When it comes to Irish law, things are a bit of a mess (how often have I said that when it comes to communications legislation?). Just as in the UK, the regulations transposing the 2002 directive provide that undefinded phrases are to be defined by reference to the Data Protection Act – but the Irish Data Protection Act says:
“direct marketing” includes direct mailing other than direct mailing carried out in the course of political activities by a political party or its members, or a body established by or under statute or a candidate for election to, or a holder of, elective political office
To be honest, I’ve no idea what a court would do with that definition, particularly the reference to mailing, but it does seem to suggest a possible and significant difference from the UK position.

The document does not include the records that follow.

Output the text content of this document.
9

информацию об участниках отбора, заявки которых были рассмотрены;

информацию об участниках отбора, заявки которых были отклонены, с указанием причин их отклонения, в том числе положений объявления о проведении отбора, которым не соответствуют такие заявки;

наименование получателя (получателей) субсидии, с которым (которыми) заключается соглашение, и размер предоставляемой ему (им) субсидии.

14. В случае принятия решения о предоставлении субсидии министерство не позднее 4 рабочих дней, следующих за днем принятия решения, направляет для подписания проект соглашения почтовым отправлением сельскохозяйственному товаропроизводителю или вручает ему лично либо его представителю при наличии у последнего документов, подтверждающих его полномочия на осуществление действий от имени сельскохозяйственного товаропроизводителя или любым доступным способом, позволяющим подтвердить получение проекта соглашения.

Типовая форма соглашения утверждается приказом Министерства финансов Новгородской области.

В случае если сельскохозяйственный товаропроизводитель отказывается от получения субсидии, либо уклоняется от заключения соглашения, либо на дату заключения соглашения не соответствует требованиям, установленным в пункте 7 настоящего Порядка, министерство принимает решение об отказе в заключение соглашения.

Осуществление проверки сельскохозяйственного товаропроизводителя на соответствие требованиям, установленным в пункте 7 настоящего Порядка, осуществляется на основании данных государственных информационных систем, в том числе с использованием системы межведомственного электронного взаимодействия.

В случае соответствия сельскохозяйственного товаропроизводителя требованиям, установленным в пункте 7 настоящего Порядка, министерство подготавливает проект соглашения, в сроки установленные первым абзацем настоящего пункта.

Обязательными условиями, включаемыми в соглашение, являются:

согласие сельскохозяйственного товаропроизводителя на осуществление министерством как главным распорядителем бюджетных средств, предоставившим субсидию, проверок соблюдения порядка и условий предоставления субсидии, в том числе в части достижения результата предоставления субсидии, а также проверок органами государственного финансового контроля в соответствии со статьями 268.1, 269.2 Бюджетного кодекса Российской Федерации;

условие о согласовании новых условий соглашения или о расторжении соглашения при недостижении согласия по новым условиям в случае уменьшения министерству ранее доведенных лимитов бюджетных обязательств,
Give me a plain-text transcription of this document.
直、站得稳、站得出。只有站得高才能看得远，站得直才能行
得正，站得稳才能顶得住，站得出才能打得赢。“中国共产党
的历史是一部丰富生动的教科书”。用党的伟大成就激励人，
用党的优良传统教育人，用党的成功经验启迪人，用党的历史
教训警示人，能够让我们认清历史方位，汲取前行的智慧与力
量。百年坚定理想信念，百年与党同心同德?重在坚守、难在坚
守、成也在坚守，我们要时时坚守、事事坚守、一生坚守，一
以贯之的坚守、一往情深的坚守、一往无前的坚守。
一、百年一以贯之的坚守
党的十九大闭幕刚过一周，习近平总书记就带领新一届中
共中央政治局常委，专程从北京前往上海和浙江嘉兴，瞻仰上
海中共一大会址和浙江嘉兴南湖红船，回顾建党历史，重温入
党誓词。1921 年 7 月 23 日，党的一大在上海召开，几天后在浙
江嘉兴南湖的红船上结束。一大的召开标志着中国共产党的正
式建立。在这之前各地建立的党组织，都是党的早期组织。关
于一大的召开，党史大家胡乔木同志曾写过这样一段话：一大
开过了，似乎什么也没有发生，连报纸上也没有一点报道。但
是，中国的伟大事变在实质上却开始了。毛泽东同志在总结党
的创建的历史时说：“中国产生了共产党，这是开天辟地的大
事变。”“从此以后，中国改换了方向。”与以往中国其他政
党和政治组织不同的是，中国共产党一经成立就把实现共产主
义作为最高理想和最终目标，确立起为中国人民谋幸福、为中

In the US, it was found in the 1990s that a prohibition on automatic telephone direct marketing that applied to political campaigning was constitutional: the case is Van Bergen v Minnesota 59 F.3d 1541 (8th Circuit CA). On the other hand, the recent finding in Virginia (in its Supreme Court, second time around) that the state’s anti-spam law was unconstitutional (in the case of exceptionally commercial spammer Jeremy Jaynes) and the broader debate on spam and the First Amendment is of some comparative interest and does indicate that the matter, at least as far as US law is concerned, is not settled. Indeed, in the federal CAN-SPAM Act, there’s a very broad exemption for religious or political messages, inserted for First Amendment reasons.